Why would you put the private data of innocent people in the hands of every random nutter, some of which have a uniform and a gun?
... to advertisers, insurance companies, NSA ...
It little behooves the best of us to comment on the rest of us.
This technology is already available in the flying world-- where FlightAware makes a plane tracker that publishes flight data from the skies to the public.
Take away lesson is your data will be mined. If you think license plate data is a breach, just wait for ubiquitous facial recognition data going to the public domain.
Brave new world!
You are aware that the addresses of voters are public records readily available.
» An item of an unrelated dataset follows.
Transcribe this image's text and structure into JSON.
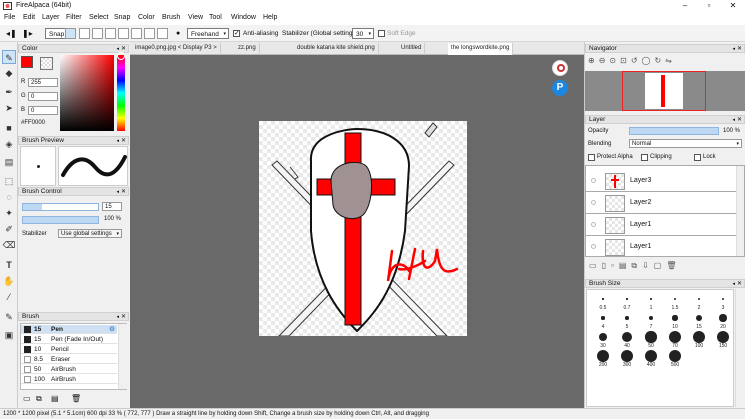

The amount of data that the police collect is tiny compared to that collected by private business. For $10 you can get access to a database of billions of license plate scans. Making the police data secret does not significantly improve anyone's privacy as long as companies like TLO are around with databases that are orders of magnitude larger. So no downside to releasing the data means it needs to be released for basic accountability purposes.
For about the last 7 years SPD has been parking license plate reading cars around the city and just lets them start scanning everything that passes by. They said it is to look for stolen vehicles, but the records are kept forever even if the plates come up clean.
"For instance, during a meeting with an Oakland city council member, Ars was able to accurately guess the block where the council member lives after less than a minute of research using his license plate data"
Couldn't they just get the address from the same place they got his license plate data?
Yes, that works great in places where
a) Public transit service is good (and actually operates during your working hours or when you're planning to travel)
b) The destination is located near enough to home to allow for walking
c) Ditto [b] for biking, and isn't too steep
d) You live somewhere without winter, otherwise scratch (b) and (c) once it snows.
Around here, if you don't have a vehicle, you've got a 3rd-class lifestyle. Grocery trips take multiple transfers and over an hour travel instead of 10 minutes (and try carrying a dozen bags of groceries on the bus). You can't take your dog to the vet because no pets on transit. And a foot or more of snow in the winter isn't very conducive to walking, let alone biking.